Ensuite, le jeune homme se présenta comme étant Max "La Menace" Diabolos. Il s'en suit tout un récit sur sa vie et comment il a eu ses deux rapières. Le récit était intéressant en tout point. Il n'hésita pas à faire comprendre que c'était un criminel. Il s'en prit à Aquila, en lui demandant pas mal de chose, en critiquant son physique, le fait qu'il se tienne droit, toussa, toussa. Ce genre de petit con, fouteur de merde, Aquila en faisait tous les matins. En temps normal, il aurait déjà réagi en faisant moucher rouge le petit Max. Mais on était dans un festival en l'honneur de la Déesse-Enfant, et ne voulait pas foutre la merde. Par contre, il laissa son Aura de Justice se développer fortement pour que ceux qui ont commis n'importe quel crime, se sentent mal à l'aise. Il était aussi sur le point d'utiliser ses Yeux du Démon, pour lui faire comprendre qu'il fallait réfléchir avant de s'attaquer à quelqu'un. Cependant, Rio le coupa dans son élan en lui disant que Max n'avait pas de primes, donc n'était pas intéressant, ce qui était très vrai !

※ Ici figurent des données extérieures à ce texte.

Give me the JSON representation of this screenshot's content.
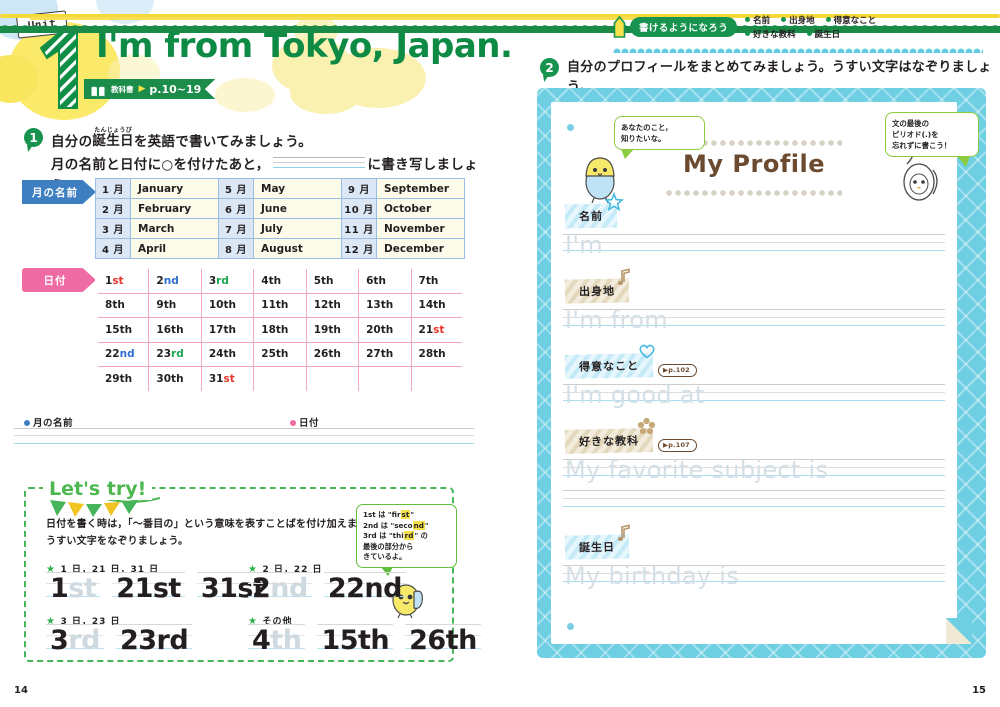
{
  "unit": {
    "tag_label": "Unit",
    "number": "1",
    "title": "I'm from Tokyo, Japan.",
    "textbook_ref_label": "教科書",
    "textbook_ref_arrow": "▶",
    "textbook_ref_pages": "p.10~19"
  },
  "task1": {
    "number": "1",
    "line1_pre": "自分の",
    "line1_ruby_base": "誕生日",
    "line1_ruby_text": "たんじょうび",
    "line1_post": "を英語で書いてみましょう。",
    "line2_pre": "月の名前と日付に○を付けたあと，",
    "line2_post": "に書き写しましょう。"
  },
  "month_table": {
    "tag_label": "月の名前",
    "rows": [
      [
        "1 月",
        "January",
        "5 月",
        "May",
        "9 月",
        "September"
      ],
      [
        "2 月",
        "February",
        "6 月",
        "June",
        "10 月",
        "October"
      ],
      [
        "3 月",
        "March",
        "7 月",
        "July",
        "11 月",
        "November"
      ],
      [
        "4 月",
        "April",
        "8 月",
        "August",
        "12 月",
        "December"
      ]
    ]
  },
  "date_table": {
    "tag_label": "日付",
    "rows": [
      [
        {
          "n": "1",
          "s": "st",
          "c": "st"
        },
        {
          "n": "2",
          "s": "nd",
          "c": "nd"
        },
        {
          "n": "3",
          "s": "rd",
          "c": "rd"
        },
        {
          "n": "4",
          "s": "th",
          "c": ""
        },
        {
          "n": "5",
          "s": "th",
          "c": ""
        },
        {
          "n": "6",
          "s": "th",
          "c": ""
        },
        {
          "n": "7",
          "s": "th",
          "c": ""
        }
      ],
      [
        {
          "n": "8",
          "s": "th",
          "c": ""
        },
        {
          "n": "9",
          "s": "th",
          "c": ""
        },
        {
          "n": "10",
          "s": "th",
          "c": ""
        },
        {
          "n": "11",
          "s": "th",
          "c": ""
        },
        {
          "n": "12",
          "s": "th",
          "c": ""
        },
        {
          "n": "13",
          "s": "th",
          "c": ""
        },
        {
          "n": "14",
          "s": "th",
          "c": ""
        }
      ],
      [
        {
          "n": "15",
          "s": "th",
          "c": ""
        },
        {
          "n": "16",
          "s": "th",
          "c": ""
        },
        {
          "n": "17",
          "s": "th",
          "c": ""
        },
        {
          "n": "18",
          "s": "th",
          "c": ""
        },
        {
          "n": "19",
          "s": "th",
          "c": ""
        },
        {
          "n": "20",
          "s": "th",
          "c": ""
        },
        {
          "n": "21",
          "s": "st",
          "c": "st"
        }
      ],
      [
        {
          "n": "22",
          "s": "nd",
          "c": "nd"
        },
        {
          "n": "23",
          "s": "rd",
          "c": "rd"
        },
        {
          "n": "24",
          "s": "th",
          "c": ""
        },
        {
          "n": "25",
          "s": "th",
          "c": ""
        },
        {
          "n": "26",
          "s": "th",
          "c": ""
        },
        {
          "n": "27",
          "s": "th",
          "c": ""
        },
        {
          "n": "28",
          "s": "th",
          "c": ""
        }
      ],
      [
        {
          "n": "29",
          "s": "th",
          "c": ""
        },
        {
          "n": "30",
          "s": "th",
          "c": ""
        },
        {
          "n": "31",
          "s": "st",
          "c": "st"
        },
        {
          "n": "",
          "s": "",
          "c": ""
        },
        {
          "n": "",
          "s": "",
          "c": ""
        },
        {
          "n": "",
          "s": "",
          "c": ""
        },
        {
          "n": "",
          "s": "",
          "c": ""
        }
      ]
    ],
    "suffix_colors": {
      "st": "#e8352a",
      "nd": "#2f6fd0",
      "rd": "#18a64e"
    }
  },
  "answer_area": {
    "label_month": "月の名前",
    "label_date": "日付"
  },
  "lets_try": {
    "title": "Let's try!",
    "desc_line1": "日付を書く時は，「～番目の」という意味を表すことばを付け加えます。",
    "desc_line2": "うすい文字をなぞりましょう。",
    "note": {
      "l1_a": "1st は ",
      "l1_b": "\"fir",
      "l1_hl": "st",
      "l1_c": "\"",
      "l2_a": "2nd は ",
      "l2_b": "\"seco",
      "l2_hl": "nd",
      "l2_c": "\"",
      "l3_a": "3rd は ",
      "l3_b": "\"thi",
      "l3_hl": "rd",
      "l3_c": "\" の",
      "l4": "最後の部分から",
      "l5": "きているよ。"
    },
    "groups": [
      {
        "heading": "1 日，21 日，31 日",
        "items": [
          {
            "ink": "1",
            "faint": "st"
          },
          {
            "ink": "21st",
            "faint": ""
          },
          {
            "ink": "31st",
            "faint": ""
          }
        ]
      },
      {
        "heading": "2 日，22 日",
        "items": [
          {
            "ink": "2",
            "faint": "nd"
          },
          {
            "ink": "22nd",
            "faint": ""
          }
        ]
      },
      {
        "heading": "3 日，23 日",
        "items": [
          {
            "ink": "3",
            "faint": "rd"
          },
          {
            "ink": "23rd",
            "faint": ""
          }
        ]
      },
      {
        "heading": "その他",
        "items": [
          {
            "ink": "4",
            "faint": "th"
          },
          {
            "ink": "15th",
            "faint": ""
          },
          {
            "ink": "26th",
            "faint": ""
          }
        ]
      }
    ]
  },
  "right_header": {
    "badge": "書けるようになろう",
    "tags_row1": [
      "名前",
      "出身地",
      "得意なこと"
    ],
    "tags_row2": [
      "好きな教科",
      "誕生日"
    ]
  },
  "task2": {
    "number": "2",
    "text": "自分のプロフィールをまとめてみましょう。うすい文字はなぞりましょう。"
  },
  "profile": {
    "title": "My Profile",
    "bubble_left_l1": "あなたのこと，",
    "bubble_left_l2": "知りたいな。",
    "bubble_right_l1": "文の最後の",
    "bubble_right_l2": "ピリオド(.)を",
    "bubble_right_l3": "忘れずに書こう！",
    "fields": [
      {
        "label": "名前",
        "icon": "star-icon",
        "tape": "blue",
        "ghost": "I'm",
        "page_ref": "",
        "extra_lines": 0
      },
      {
        "label": "出身地",
        "icon": "music-note-icon",
        "tape": "beige",
        "ghost": "I'm from",
        "page_ref": "",
        "extra_lines": 0
      },
      {
        "label": "得意なこと",
        "icon": "heart-icon",
        "tape": "blue",
        "ghost": "I'm good at",
        "page_ref": "▶p.102",
        "extra_lines": 0
      },
      {
        "label": "好きな教科",
        "icon": "flower-icon",
        "tape": "beige",
        "ghost": "My favorite subject is",
        "page_ref": "▶p.107",
        "extra_lines": 1
      },
      {
        "label": "誕生日",
        "icon": "music-note-icon",
        "tape": "blue",
        "ghost": "My birthday is",
        "page_ref": "",
        "extra_lines": 0
      }
    ]
  },
  "page_numbers": {
    "left": "14",
    "right": "15"
  },
  "colors": {
    "green": "#17934f",
    "title_green": "#0d8a44",
    "blue_tag": "#3e7fc1",
    "pink_tag": "#ee6ba3",
    "cyan_frame": "#6ecfe3",
    "brown": "#6b4a2f",
    "yellow": "#f5e14a"
  }
}
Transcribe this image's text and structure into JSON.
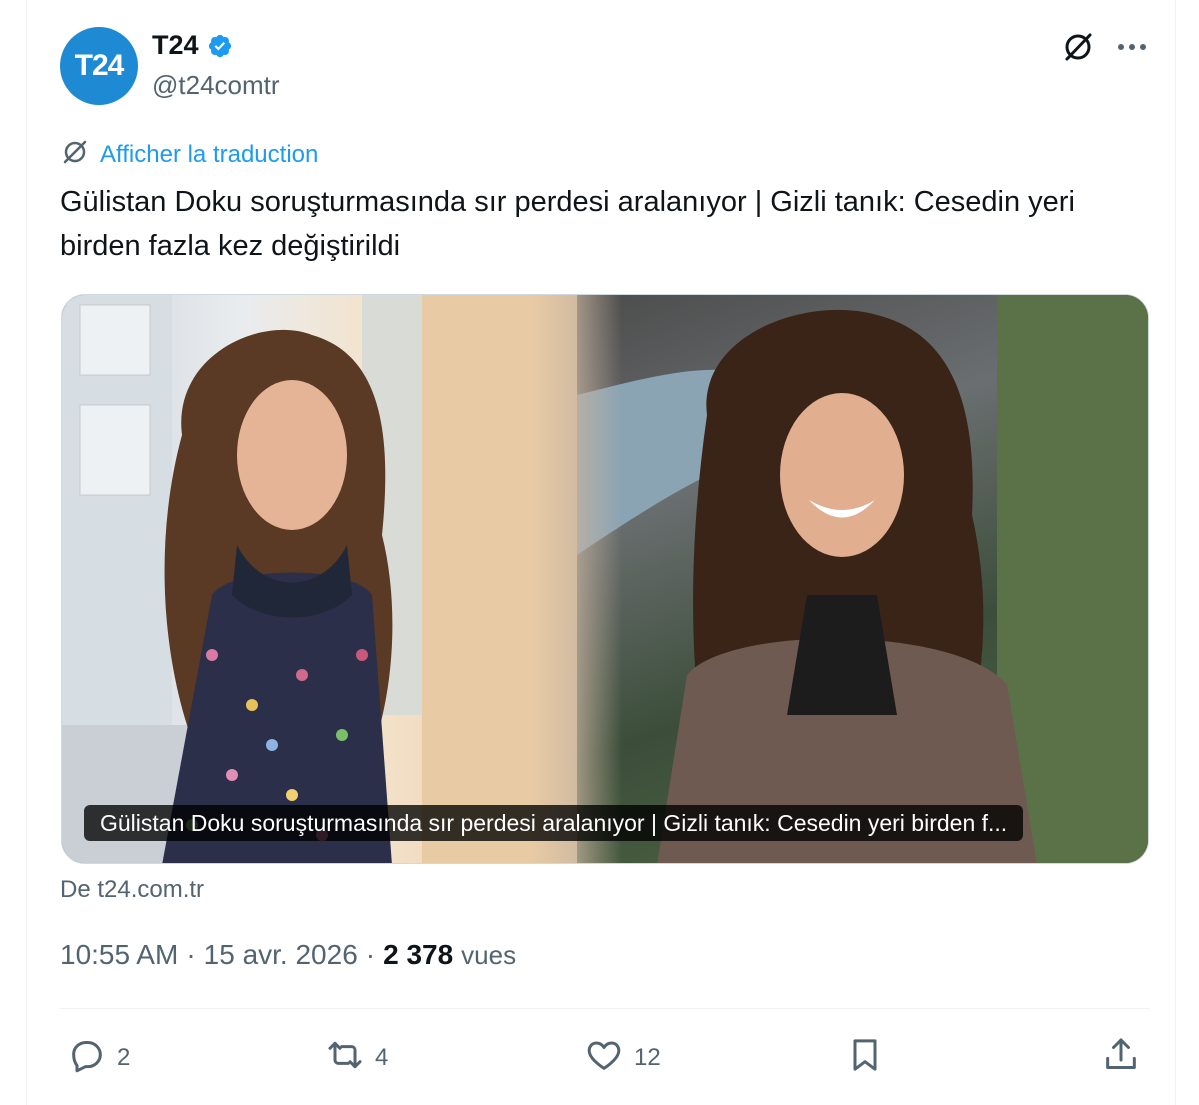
{
  "account": {
    "avatar_text": "T24",
    "name": "T24",
    "handle": "@t24comtr",
    "verified": true
  },
  "header_icons": [
    "grok-icon",
    "more-icon"
  ],
  "translate_label": "Afficher la traduction",
  "tweet_text": "Gülistan Doku soruşturmasında sır perdesi aralanıyor | Gizli tanık: Cesedin yeri birden fazla kez değiştirildi",
  "media": {
    "caption": "Gülistan Doku soruşturmasında sır perdesi aralanıyor | Gizli tanık: Cesedin yeri birden f..."
  },
  "source": "De t24.com.tr",
  "meta": {
    "time": "10:55 AM",
    "date": "15 avr. 2026",
    "views_count": "2 378",
    "views_label": "vues",
    "separator": "·"
  },
  "actions": {
    "replies": "2",
    "reposts": "4",
    "likes": "12"
  },
  "colors": {
    "accent": "#1d9bf0",
    "secondary_text": "#536471",
    "avatar_bg": "#1e8ad3"
  }
}
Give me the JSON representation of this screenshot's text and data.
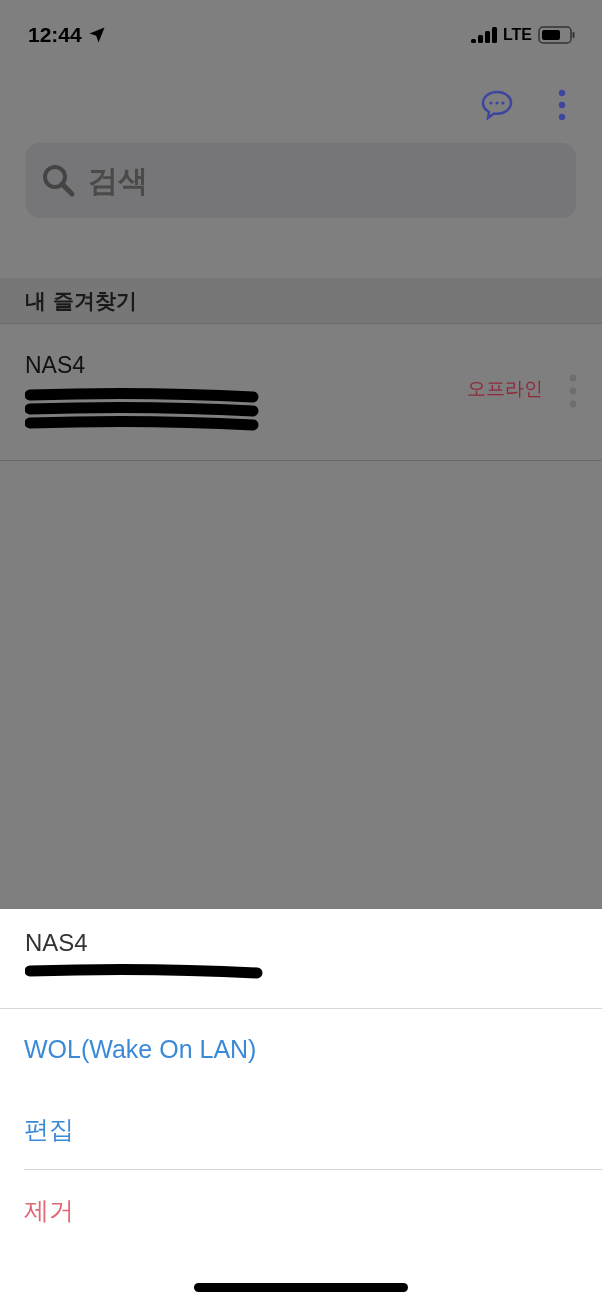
{
  "status_bar": {
    "time": "12:44",
    "network": "LTE"
  },
  "search": {
    "placeholder": "검색"
  },
  "section": {
    "title": "내 즐겨찾기"
  },
  "favorites": [
    {
      "name": "NAS4",
      "status": "오프라인"
    }
  ],
  "sheet": {
    "title": "NAS4",
    "action_groups": [
      [
        {
          "label": "WOL(Wake On LAN)",
          "kind": "default"
        },
        {
          "label": "편집",
          "kind": "default"
        }
      ],
      [
        {
          "label": "제거",
          "kind": "destructive"
        }
      ]
    ]
  }
}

Pendant ce temps, Aquila sauva in extremis un verre de soupe froide avant que Charlie ne s'amuse avec la nourriture pour en faire une immondice. Lorsqu'elle recracha le tout, Aquila esquiva de justesse, et le dégueuli partit finir sa course par terre. Il regarda Charlie dire que ce n'était pas bon et lui répondit :


"Non mais c'est au-delà de ça, je pense. Tu sais, quand on fout la paix à la nourriture, elle reste consommable. Là, par un procédé miraculeux que je n'explique pas, on dirait de la merde."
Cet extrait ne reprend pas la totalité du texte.